L'écart coût matière est la différence entre le coût matière théorique, calculé à partir des fiches recettes, des standards de portionnage et des prix fournisseurs négociés, et le coût matière réel enregistré sur une période. C'est l'un des indicateurs de performance les plus critiques en restauration et en food service, impactant directement la marge brute au niveau de l'unité.
L'écart provient de plusieurs sources : surfacturations fournisseurs sur les ingrédients, incohérences de portionnage, pertes et déchets, vols, ou simplement des prix ayant changé sans que l'équipe finance en soit informée. Dans un groupe de restauration multi-sites, ces écarts se cumulent : une divergence de 0,10€ sur un bon de livraison répartie sur 15 sites, répétée sur des centaines de livraisons hebdomadaires, représente une fuite de marge significative, qui reste invisible jusqu'à une revue périodique du food cost.
Comme le formulait La Nouvelle Garde : "Dix centimes d'écart sur un bon de livraison, à nos volumes, ça peut représenter un demi-point de marge perdu."

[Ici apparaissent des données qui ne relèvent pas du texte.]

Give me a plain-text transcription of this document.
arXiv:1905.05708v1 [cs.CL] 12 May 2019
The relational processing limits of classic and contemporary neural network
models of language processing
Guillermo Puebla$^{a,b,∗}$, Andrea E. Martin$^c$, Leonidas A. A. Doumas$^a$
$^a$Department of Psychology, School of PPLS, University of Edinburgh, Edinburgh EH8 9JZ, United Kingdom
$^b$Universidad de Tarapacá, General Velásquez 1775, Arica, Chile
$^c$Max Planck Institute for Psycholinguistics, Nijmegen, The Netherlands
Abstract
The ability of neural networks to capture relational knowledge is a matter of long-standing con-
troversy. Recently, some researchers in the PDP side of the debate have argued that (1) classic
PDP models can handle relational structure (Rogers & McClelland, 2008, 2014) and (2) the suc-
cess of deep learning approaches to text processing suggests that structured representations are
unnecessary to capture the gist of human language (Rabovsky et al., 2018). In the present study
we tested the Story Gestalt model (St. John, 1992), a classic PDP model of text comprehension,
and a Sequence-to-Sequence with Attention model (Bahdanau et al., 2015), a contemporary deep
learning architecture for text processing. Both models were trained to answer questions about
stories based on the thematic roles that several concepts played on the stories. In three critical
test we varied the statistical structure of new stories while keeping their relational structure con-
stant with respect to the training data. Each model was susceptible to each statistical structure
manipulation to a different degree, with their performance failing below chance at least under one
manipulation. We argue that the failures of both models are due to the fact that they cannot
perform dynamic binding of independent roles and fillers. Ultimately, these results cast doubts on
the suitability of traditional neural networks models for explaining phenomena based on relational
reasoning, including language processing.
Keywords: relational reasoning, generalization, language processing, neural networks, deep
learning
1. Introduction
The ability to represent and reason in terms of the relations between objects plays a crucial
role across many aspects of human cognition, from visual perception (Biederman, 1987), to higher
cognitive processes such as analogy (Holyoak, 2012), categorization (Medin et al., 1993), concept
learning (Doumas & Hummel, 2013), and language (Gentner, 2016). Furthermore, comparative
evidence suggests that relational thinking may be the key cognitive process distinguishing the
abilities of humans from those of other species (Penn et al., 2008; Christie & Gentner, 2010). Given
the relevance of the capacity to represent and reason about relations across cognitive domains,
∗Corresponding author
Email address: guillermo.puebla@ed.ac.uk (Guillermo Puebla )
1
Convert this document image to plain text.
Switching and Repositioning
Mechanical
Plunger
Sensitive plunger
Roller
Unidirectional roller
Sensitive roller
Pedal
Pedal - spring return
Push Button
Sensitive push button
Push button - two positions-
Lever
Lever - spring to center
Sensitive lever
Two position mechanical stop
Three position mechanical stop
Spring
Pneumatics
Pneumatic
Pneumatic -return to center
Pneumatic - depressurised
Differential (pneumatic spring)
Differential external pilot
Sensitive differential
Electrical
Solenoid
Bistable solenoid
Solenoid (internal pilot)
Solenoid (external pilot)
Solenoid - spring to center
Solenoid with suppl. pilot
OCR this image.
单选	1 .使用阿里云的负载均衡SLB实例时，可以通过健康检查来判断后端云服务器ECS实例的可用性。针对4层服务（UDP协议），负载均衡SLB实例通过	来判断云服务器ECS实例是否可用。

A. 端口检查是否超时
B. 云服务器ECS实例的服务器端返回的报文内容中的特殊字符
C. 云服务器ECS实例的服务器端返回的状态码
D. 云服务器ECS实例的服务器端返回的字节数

Le problème structurel est que l'écart coût matière est typiquement mesuré de manière rétrospective, à la clôture mensuelle, à partir des données comptables, plutôt que détecté en temps réel au moment de la réception des factures. À ce stade, le paiement a déjà été effectué et la récupération est difficile.
L'agent de contrôle mercuriale de Phacet ferme ce gap en croisant chaque facture food entrante avec la liste de prix négociée avant paiement. Chaque écart de prix unitaire, cause racine des écarts coût matière d'origine fournisseur, est remonté comme exception de contrôle avant paiement. Combiné au matching 3 points sur les quantités et les bons de livraison, Phacet donne aux équipes finance restauration une vue en temps réel, à la facture, de l'écart coût matière, avant qu'il ne devienne un problème de marge.